Les juifs de France en ont assez.
Assez de ces métros où il devient périlleux de porter une kippa.
Assez de ces écoles de la République où être un enfant juif vaut brimades à la sortie des classes.
Assez de la France des amateurs de quenelle dont les meetings sont autant d’appels à la détestation des juifs.
Assez de la France des islamo-fascistes qui ont, comme au temps de l’affaire Dreyfus et des bandes du marquis de Morès, franchi un degré de plus dans l’abjection en commençant de s’attaquer à des synagogues et à des commerces juifs.
Assez de ces manifestations où la « solidarité avec Gaza » n’est souvent qu’un prétexte à hurler sa haine du nom juif.
Assez de lire des reportages décrivant des quartiers où les Mohamed Merah et autres Mehdi Nemmouche sont tenus pour des héros.
Ils en ont assez, oui.
Ils sont nombreux, du coup, à se poser la question : « Sommes-nous toujours les bienvenus au pays des Lumières et de l’émancipation des juifs? Sommes-nous toujours chez nous dans ce pays étrange où le nouage de l’antisionisme le plus vil, du négationnisme le plus épais et de la concurrence victimaire la plus trouble est en train de produire un antisémitisme de type nouveau et potentiellement dévastateur ? »
Et ils sont de plus en plus nombreux à répondre par la négative et à partir s’établir en Israël.
Je comprends – est-il besoin de le préciser ? – cette anxiété qui monte.

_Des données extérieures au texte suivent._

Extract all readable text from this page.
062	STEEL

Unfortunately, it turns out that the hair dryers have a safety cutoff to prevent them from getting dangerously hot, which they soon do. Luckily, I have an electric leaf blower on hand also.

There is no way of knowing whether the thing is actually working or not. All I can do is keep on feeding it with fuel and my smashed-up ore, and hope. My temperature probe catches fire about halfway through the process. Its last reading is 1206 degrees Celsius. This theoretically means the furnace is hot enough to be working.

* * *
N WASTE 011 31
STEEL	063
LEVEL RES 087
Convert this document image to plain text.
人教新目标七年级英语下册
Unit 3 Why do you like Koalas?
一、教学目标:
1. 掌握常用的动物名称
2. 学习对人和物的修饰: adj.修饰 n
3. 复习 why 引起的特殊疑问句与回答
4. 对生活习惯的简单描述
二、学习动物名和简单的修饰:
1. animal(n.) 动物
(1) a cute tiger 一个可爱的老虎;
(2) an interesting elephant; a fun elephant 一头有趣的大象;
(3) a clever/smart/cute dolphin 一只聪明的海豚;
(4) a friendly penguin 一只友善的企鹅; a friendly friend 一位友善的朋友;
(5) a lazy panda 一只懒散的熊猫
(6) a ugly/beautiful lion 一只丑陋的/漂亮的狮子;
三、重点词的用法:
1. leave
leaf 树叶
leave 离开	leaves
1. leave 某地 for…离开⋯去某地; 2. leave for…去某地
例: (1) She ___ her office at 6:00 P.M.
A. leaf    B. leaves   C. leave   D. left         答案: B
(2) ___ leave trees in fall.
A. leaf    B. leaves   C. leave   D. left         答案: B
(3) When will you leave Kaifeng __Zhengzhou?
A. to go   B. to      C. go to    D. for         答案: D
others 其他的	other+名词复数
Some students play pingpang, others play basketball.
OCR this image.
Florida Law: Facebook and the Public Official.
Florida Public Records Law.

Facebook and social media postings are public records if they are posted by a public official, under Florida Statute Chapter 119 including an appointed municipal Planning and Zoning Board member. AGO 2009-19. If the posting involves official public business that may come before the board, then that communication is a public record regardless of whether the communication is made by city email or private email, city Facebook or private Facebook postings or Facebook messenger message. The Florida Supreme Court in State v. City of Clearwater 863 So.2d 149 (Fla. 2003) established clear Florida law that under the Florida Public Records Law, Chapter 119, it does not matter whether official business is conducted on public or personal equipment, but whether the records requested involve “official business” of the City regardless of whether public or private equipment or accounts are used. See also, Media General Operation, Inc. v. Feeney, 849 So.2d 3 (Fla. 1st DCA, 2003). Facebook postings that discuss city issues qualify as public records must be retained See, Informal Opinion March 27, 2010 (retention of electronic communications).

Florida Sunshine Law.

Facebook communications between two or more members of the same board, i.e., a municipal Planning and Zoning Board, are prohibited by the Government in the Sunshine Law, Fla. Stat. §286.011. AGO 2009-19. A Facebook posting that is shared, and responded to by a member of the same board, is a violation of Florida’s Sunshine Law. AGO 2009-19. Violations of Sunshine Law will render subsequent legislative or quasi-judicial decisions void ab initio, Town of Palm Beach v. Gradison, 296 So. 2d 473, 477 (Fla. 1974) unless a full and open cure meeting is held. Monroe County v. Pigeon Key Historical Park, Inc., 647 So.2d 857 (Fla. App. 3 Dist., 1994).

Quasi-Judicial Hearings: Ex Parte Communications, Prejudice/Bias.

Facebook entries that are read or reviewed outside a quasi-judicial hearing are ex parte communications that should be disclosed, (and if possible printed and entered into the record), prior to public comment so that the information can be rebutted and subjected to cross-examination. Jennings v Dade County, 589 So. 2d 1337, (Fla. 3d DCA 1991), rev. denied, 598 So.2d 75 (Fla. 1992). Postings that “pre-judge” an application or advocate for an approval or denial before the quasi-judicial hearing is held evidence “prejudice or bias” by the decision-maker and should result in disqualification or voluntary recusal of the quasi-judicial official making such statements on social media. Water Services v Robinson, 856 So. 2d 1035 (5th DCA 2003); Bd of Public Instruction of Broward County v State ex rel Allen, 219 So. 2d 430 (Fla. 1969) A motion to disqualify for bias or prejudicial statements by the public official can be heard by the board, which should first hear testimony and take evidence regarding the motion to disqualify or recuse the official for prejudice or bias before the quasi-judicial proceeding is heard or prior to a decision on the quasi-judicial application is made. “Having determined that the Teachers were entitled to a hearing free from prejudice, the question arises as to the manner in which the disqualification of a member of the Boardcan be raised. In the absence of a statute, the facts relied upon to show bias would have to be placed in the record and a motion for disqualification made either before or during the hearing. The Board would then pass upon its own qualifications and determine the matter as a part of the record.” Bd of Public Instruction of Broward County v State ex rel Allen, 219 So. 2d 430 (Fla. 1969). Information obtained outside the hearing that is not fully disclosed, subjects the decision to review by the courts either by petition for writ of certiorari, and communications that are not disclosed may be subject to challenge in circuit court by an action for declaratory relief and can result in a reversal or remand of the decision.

Je suis, à ma place, suffisamment exposé pour avoir à me poser, moi aussi, cette question terrible, hier encore inconcevable et dont je n’aurais jamais imaginé qu’elle puisse, de mon vivant, revenir avec cette violente banalité.
Et ce « sifflement inaudible à l’oreille commune » dont parlait Levinas dans un texte sur le climat des années 30 que je n’ai jamais pu lire sans un frémissement d’effroi rétrospectif, ce « vent glacial » qui parcourt les pièces « encore décentes » des demeures juives visées par la horde criminelle, ce souffle fétide qui « éteint les lumières, met en loques les vêtements et apporte les hurlements et ululements » de foules sûres d’elles-mêmes et impitoyables, c’est vrai que je les sens, c’est vrai que je les entends – et la colère que cela m’inspire n’est plus, soudain, derrière mais devant moi.
N’empêche.
Je ne crois pas qu’il faille partir.
Je comprends qu’on le décide, bien sûr, quand on le fait poussé par les nobles raisons de l’esprit, du cœur et de la volonté de contribuer à la consolidation de la société israélienne.
Mais je ne pense pas qu’il faille se laisser impressionner.
Je ne pense pas qu’il faille désespérer au point de plier bagage et de quitter l’arène.
Et cela pour au moins trois raisons.
Les juifs de France, d’abord, ne sont pas si seuls qu’ils le croient. Et, des meetings de Dieudonnéinterdits par Manuel Valls aux manifestations antisémites dont Gaza fut le prétexte et que les maires de grandes villes, qu’ils soient de droite ou de gauche, ont tous eu le courage d’interdire, l’honnêteté oblige à dire que les pouvoirs publics n’ont pas failli et se sont montrés, jusqu’ici, d’une vigilance sans faille.
Les juifs de France, ensuite, sont moins faibles qu’ils ne le pensent. Bien sûr, ils ont, comme le reste de la population, leur contingent de chômeurs, de travailleurs précaires, de pauvres et de vieux qui sont, si j’ose dire, doublement faibles et exposés et qui, sans le soutien d’associations caritatives exemplaires, auraient sombré depuis longtemps. Mais, pour le reste, que de voix fortes ! Que de responsables qui, ayant tiré les leçons de la timidité de ces aînés qu’on appelait les « israélites français » et qui virent venir le pire sans réagir, ne laissent désormais rien passer ! Et puis cette part miraculeuse, et encore majoritaire, de la société française dont j’ose croire que les réflexes, plus encore que la réflexion, ont été affûtés par l’Histoire : elle ne se laissera plus prendre par surprise le jour où surgira, s’il surgit, le groupe en fusion pogromiste !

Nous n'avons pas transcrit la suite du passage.